Germany Post, Sans Pics (Scroll Down)
Ok, ok, so I've been copping out for a month on Germany blogging. I know. I'm sorry. I really do intend to tell you all about the pics when I get them, but until then I'll talk about more general things - fun things - less laundrylisty things.
All my life, I have known I was lucky. Granted, I haven't always felt lucky, but intellectually I know that I've struck the jackpot. I have a family full of people who love me, amazing friends, a halfway-decent brain in the walnut, and enough financial resources to go to a school with more money than the GDP of several small nations combined.
I know that I am lucky, but I seldom feel blessed.

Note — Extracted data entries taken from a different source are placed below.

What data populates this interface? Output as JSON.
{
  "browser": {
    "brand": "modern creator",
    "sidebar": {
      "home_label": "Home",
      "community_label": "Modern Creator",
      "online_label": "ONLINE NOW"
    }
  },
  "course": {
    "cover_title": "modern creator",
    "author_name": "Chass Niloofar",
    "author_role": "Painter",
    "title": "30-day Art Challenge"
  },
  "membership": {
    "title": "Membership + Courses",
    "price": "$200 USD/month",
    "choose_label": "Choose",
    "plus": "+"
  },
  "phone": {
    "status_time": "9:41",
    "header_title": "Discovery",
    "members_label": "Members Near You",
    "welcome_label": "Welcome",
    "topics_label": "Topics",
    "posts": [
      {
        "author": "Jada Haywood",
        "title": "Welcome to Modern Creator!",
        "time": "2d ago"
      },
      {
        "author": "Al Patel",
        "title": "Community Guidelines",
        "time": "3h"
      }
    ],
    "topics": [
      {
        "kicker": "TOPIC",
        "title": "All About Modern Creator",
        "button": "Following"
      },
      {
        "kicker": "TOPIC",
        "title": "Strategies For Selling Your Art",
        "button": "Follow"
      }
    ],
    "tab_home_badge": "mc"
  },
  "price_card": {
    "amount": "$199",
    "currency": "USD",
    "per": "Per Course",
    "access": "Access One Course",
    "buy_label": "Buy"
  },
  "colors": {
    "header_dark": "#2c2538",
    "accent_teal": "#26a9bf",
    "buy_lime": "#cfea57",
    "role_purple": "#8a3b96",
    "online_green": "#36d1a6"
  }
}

I usually chalk that up to the agnosticism, but there were times on this trip when I could almost feel the finger of God reaching down to whack me on the head, whispering, "look what I gave you".
It's hard to explain, and I know it's coming out incoherent, but there were entire hours of the day when I could just feel my whole body hum from the pure joy and appreciation of being where I was, doing what I was doing, exactly at the right time and in the right place.
The night we stayed in the hostel in Switzerland, I felt it. We hadn't even done anything special that evening; it was too cold to walk around and we were too poor to eat out, so we sat in the commons room playing pingpong and Connect Four and watching The Simpsons in German. But I remember climbing into my bunk that night and listening to Jorge and Juan talk about music in Spanish, switching straight into German when Kristina came back into the bathroom, and sedgewaying into English as I threw in a Monty Python reference. I listened to the four of us jabber away in whichever language we felt most apt, and I just remember that I was drenched by this wave of joy so strong I thought I'd be swept away.
I can't explain it, really.
I've kind of lost the urge to blog now. Bwahaha! You lose. I'll come back to this later.